Memur yıllardır enflasyon farkı alarak fakirleşti!
Çalışma ve Sosyal Güvenlik Bakanı Vedat Işıkhan’ın kamu çalışanlarının mali haklarınının güçlendirildiğine yönelik yaptığı paylaşıma sağlık emekçilerinden, “Bu, göz boyayan bir artıştır. Maaş yükselmiş gibi görünse de memurun cebine giren değer düşmüştür. Çeyrek altın bazında memurun alım gücü yüzde 57 azalmış durumda. Memurun neredeyse yıllardır yalnızca enflasyon farkı alarak fakirleştiği açıktır” tepkisi geldi.
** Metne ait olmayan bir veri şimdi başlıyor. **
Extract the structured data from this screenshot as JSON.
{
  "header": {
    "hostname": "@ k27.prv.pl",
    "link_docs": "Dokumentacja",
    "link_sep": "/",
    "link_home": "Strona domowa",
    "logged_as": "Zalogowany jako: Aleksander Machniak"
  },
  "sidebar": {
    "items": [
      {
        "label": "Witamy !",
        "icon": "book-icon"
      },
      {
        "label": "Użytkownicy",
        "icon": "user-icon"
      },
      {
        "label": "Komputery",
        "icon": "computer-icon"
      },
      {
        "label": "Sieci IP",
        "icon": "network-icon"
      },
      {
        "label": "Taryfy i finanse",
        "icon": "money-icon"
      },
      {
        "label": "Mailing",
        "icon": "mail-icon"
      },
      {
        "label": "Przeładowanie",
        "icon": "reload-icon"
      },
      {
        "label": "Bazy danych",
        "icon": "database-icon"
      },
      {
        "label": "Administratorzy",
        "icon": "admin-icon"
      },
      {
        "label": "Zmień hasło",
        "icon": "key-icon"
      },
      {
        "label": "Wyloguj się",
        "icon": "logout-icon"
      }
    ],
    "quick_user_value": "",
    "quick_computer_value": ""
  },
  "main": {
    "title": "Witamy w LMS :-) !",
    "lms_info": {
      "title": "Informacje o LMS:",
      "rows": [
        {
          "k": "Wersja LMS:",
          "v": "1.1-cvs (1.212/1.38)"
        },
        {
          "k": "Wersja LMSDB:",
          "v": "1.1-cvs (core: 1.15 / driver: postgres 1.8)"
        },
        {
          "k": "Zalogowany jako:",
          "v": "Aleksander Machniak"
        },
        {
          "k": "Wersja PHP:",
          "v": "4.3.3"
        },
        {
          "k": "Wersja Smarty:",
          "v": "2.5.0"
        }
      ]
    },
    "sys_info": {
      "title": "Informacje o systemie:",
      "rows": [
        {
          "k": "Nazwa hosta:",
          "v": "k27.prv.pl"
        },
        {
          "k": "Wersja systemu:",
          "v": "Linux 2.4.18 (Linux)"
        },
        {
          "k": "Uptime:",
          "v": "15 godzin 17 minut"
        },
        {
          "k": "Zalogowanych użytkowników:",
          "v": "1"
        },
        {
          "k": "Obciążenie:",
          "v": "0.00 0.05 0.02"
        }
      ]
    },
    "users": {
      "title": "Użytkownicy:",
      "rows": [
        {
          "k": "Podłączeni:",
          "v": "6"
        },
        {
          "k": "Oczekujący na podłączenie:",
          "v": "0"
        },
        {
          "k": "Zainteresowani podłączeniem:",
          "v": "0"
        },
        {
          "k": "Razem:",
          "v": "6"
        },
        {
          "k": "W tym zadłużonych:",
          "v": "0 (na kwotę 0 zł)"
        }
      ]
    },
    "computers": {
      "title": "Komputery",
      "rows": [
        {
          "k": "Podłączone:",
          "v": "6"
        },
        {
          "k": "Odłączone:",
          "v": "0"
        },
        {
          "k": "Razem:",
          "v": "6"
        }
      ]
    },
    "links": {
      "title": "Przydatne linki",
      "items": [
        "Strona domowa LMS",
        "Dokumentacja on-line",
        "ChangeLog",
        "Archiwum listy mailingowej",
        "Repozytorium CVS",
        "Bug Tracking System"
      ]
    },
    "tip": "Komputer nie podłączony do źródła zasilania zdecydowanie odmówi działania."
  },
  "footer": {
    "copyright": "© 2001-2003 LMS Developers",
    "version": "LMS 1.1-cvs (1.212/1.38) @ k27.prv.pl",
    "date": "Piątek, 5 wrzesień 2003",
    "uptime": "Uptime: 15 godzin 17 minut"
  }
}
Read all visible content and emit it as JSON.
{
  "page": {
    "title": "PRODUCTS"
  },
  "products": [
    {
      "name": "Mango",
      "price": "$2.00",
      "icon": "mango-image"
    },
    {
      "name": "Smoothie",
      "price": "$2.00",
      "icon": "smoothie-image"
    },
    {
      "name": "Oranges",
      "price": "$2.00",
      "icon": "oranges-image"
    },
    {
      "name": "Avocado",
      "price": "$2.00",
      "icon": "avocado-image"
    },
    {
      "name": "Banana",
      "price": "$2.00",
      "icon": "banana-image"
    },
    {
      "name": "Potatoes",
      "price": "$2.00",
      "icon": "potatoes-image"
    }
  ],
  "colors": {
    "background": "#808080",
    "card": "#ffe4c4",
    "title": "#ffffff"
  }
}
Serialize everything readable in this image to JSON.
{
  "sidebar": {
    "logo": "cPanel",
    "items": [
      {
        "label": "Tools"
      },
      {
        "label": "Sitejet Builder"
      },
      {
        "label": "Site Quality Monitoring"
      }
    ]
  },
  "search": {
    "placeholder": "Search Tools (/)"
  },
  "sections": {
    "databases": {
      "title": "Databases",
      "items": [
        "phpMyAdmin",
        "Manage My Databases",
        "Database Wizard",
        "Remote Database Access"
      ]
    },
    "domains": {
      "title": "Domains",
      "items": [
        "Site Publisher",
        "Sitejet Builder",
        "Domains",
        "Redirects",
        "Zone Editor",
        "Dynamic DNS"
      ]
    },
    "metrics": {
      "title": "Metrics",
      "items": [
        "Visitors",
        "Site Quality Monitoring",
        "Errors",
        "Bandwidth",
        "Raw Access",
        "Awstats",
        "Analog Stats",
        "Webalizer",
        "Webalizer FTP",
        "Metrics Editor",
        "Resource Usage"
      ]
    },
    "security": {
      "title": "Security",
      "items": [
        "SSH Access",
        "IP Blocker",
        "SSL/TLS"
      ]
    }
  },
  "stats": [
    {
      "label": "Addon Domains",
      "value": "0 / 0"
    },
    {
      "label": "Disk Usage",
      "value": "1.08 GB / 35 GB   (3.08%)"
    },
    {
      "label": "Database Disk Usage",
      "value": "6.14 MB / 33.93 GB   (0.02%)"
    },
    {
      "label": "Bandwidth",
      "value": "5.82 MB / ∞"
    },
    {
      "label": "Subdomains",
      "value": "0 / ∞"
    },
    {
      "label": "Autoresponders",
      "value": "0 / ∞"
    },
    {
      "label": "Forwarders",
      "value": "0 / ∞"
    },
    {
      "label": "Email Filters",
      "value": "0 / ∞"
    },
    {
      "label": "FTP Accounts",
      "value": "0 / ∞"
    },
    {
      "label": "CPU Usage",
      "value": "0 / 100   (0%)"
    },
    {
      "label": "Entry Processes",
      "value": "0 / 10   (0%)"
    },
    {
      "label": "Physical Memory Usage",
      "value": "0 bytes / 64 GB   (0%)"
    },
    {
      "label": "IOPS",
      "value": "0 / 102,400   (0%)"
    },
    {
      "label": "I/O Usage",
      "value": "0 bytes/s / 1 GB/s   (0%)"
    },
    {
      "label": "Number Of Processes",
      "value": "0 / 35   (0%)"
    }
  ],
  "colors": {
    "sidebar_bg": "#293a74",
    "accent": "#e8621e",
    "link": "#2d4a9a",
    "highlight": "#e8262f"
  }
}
Çalışma ve Sosyal Güvenlik Bakanı Vedat Işıkhan 2002 yılından bu yana kamu çalışanlarının mali ve sosyal haklarınının güçlendirildiğini ifade eden bir paylaşım yaptı. Bakan Işıkhan, paylaşımına “Kamu çalışanlarımızın yaşadığı ve çözülemez denilen sorunları, Cumhurbaşkanımız Sayın Recep Tayyip Erdoğan’ın liderliğinde çözüme kavuşturduk” notunu düştü.
Işıkhan, 2002 yılında en düşük devlet memuru maaşının 392 lira olduğunu, 2025 yılı itibarıyla bu maaşın 43 bin 726 liraya yükseldiğini ve kamu görevlilerinin refah düzeyinde önemli bir iyileşme sağlandığını belirtti. Sağlık emekçilerinden Işıkhan’ın paylaşımına tepki geldi. Cumhuriyet’e konuşan Sağlık Çalışanları Hak ve Mücadele Derneği (SAHADER) Başkanı Abdurrahman Aktürk,“Bakan Işıkhan; ‘memuru enflasyona ezdirmedik’ diyor ancak son toplu sözleşmeler göz önüne alındığında memurun neredeyse yıllardır yalnızca Enflasyon farkı alarak fakirleştiği açıktır” dedi.
15 ÇEYREKTEN 6 ÇEYREĞE
Maaş artışlarının gerçek hayatta ne anlama geldiğini ortaya koymak için bir karşılaştırma yapan Aktürk, 2002 yılında bir devlet memuru maaşının; adedi 26 lira olan çeyrek altından 15 tane alabildiğini, 2025 yılında adedi 6 bin 800 lira olan çeyrek altından yalnızca 6 tane alabildiğini ifade etti. Aktürk, “Maaşlar nominal olarak 111 kat artmış olsa da, çeyrek altın bazında memurun alım gücü yüzde 57 azalmış durumda” diye konuştu.
‘GERÇEK REFAH DEĞİL’
Aktürk, bu tabloya dikkat çekerek şu değerlendirmede bulundu:
“Bugün en düşük memur maaşı 43 bin lira olabilir ama bu artış, hayatın pahalılaştığı ve temel ihtiyaçların fiyatlarının katlandığı bir ülkede gerçek bir refah anlamına gelmiyor. 2002 yılında maaşıyla 15 çeyrek altın alan bir memur, artık sadece 6 çeyrek alabiliyor. Bu, göz boyayan bir artıştır. Maaş yükselmiş gibi görünse de memurun cebine giren değer düşmüştür.”
‘PAZARDAKİ FİYATLAR DA KONUŞULMALI’
Bu tarz hesaplamaların sadece altınla değil, gıda, barınma ve enerji fiyatlarıyla da yapılması gerektiğini belirten Aktürk, “Memura yapılan zamlar kadar çarşı, pazardaki fiyatlar da konuşulmalı. Aksi halde bu söylemler, ekonomik gerçekliğin üstünü örten bir perde olmaktan öteye gitmez” ifadelerini kullandı. Maaş artışları yüksek görünse de memurun günlük yaşamdaki alım gücünün belirleyici olduğunu söyleyen Aktürk, “Altın gibi ekonomik değeri uzun yıllar boyunca istikrarlı biçimde artan kalemler karşısında yapılan bu tür karşılaştırmalar, alım gücündeki gerçek kaybı gözler önüne seriyor” dedi.